Tapping into expressly current event status, the subject of campus unrest concerning the Israel/Gaza tragedy and divestment protests — which relates to UCSB’s own ongoing encampment — makes its way into Rodela’s edgy-cheeky installation “Jumbotron XXIV.” Specific references to UCSB abound, in school colors, flags and half-satirical nods to Gaucho athletics, and a component of three video monitors encased in AstroTurf includes a reference to “UCSB Divest.”

Dannah Mari Hidalgo, “It’s In the Garage,” 2022, Acrylic and oil on canvas, 72in x 96in | Photo: UCSB ‘The Current’


Nestled amidst the Gaucho-mania of Rodela’s display, in the corner of this gallery space, Purugganan’s “from the ground up (the house extends forever)” deploys a minimalist approach to notions of home and personal grounding. She uses such simple materials as treated bricks to lace embroidery and personal space-implying screens, with a sly ulterior agenda in tow.
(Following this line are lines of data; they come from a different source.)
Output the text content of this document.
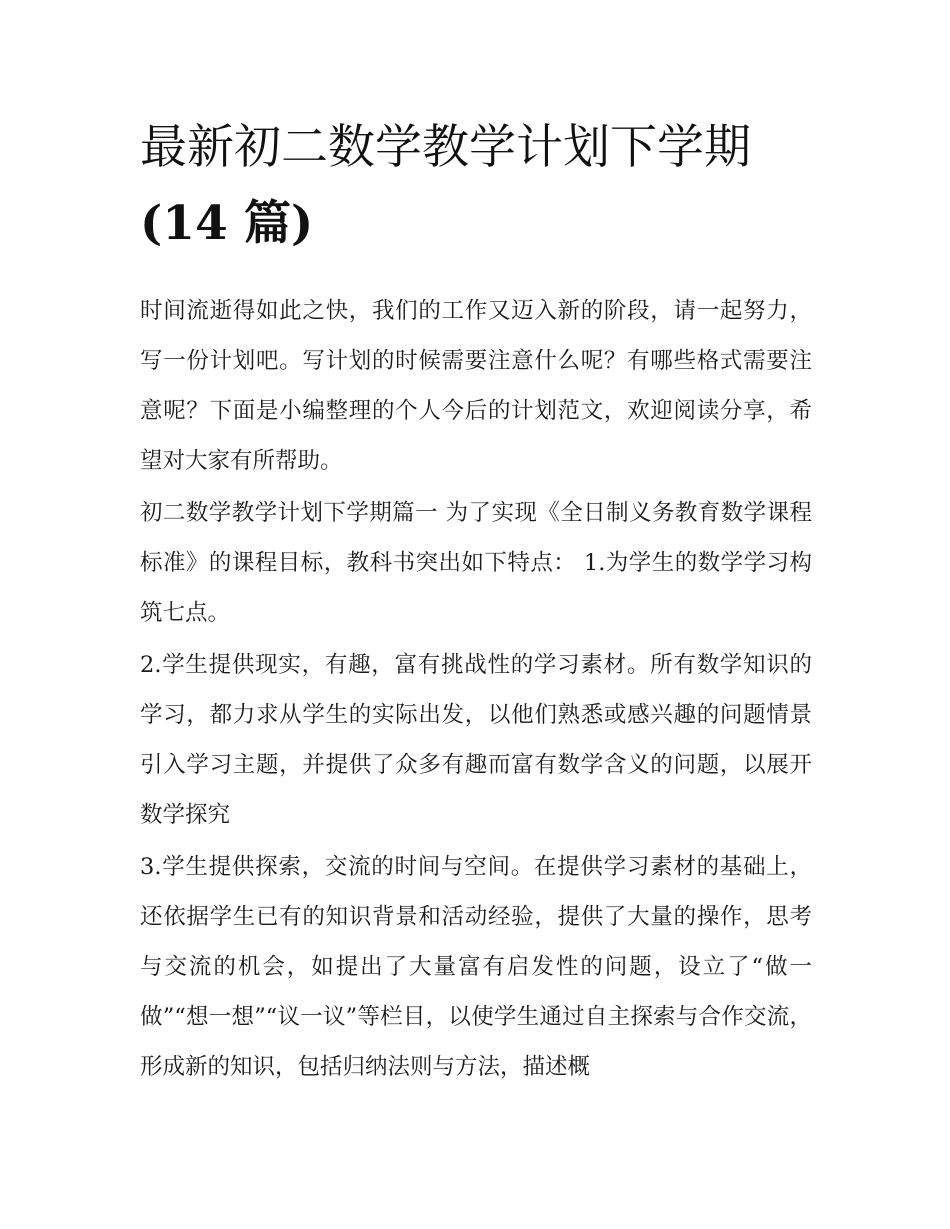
最新初二数学教学计划下学期
(14 篇)

时间流逝得如此之快，我们的工作又迈入新的阶段，请一起努力，写一份计划吧。写计划的时候需要注意什么呢？有哪些格式需要注意呢？下面是小编整理的个人今后的计划范文，欢迎阅读分享，希望对大家有所帮助。

初二数学教学计划下学期篇一 为了实现《全日制义务教育数学课程标准》的课程目标，教科书突出如下特点： 1.为学生的数学学习构筑七点。

2.学生提供现实，有趣，富有挑战性的学习素材。所有数学知识的学习，都力求从学生的实际出发，以他们熟悉或感兴趣的问题情景引入学习主题，并提供了众多有趣而富有数学含义的问题，以展开数学探究

3.学生提供探索，交流的时间与空间。在提供学习素材的基础上，还依据学生已有的知识背景和活动经验，提供了大量的操作，思考与交流的机会，如提出了大量富有启发性的问题，设立了“做一做”“想一想”“议一议”等栏目，以使学生通过自主探索与合作交流，形成新的知识，包括归纳法则与方法，描述概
A still from “movement:::Water / movement:::Support,” choreographed by Hope Okere | Photo: Hope Okere

Creating her own immersive atmosphere in the dim-lit back gallery, artist and dancer Okere’s “Phenomenological Translations” explores her Nigerian roots through art and also her work as a dancer. Dance movements are projected via video on gauzy fabric sheets and tent-like structures, examining her sense of “Afro-futurism with Orisha spiritual references.” The end result is an impression of dreamy mythos in a softly-lit space all of its own.

(Okere will perform her choreographed work “movement:::Water movement::: Support” at the Red Barn Gallery, at the old UCSB gym, on Saturday, June 1 at 8 p.m.)

By contrast, Abareshi’s brashly colorful and mock-playful “A Closed System” is a loaded assemblage piece, like a microcosmic urban setting with toy train-like facsimiles of buildings and imposing structures suggesting medical and political power structures at work behind the facade of order. 

Unease of a different color emerges in the gallery mostly devoted to the multi-media sculptural and video construct of Iranian Shahrzad Welch’s art. Suggestions of a bondage-referential dance enlivens the room in a gritty way, reflecting the sense of dark beauty amid dysfunction in the work.

Once again, the MFA show offers much to admire, inspire, perplex and speculate upon. It’s a must-see for any aware art-watcher in these parts. 

As an added bonus to the multi-sensory experience of taking it all in, the museum basks in the pleasant cognitive dissonance issuing from Hidalgo’s faux karaoke scenario. On a loop, we hear the dulcet cheesy tones of the pop tart of Bread’s soft rock classic “Everything I Own,” while pondering serious artistic manifestations, both fine and rough.

UCSB’s MFA Exhibition, “Incandescent,” is on view at the UCSB Art, Architecture & Design Museum through June 9. Gallery hours are Wednesday–Sunday: 12–5 p.m.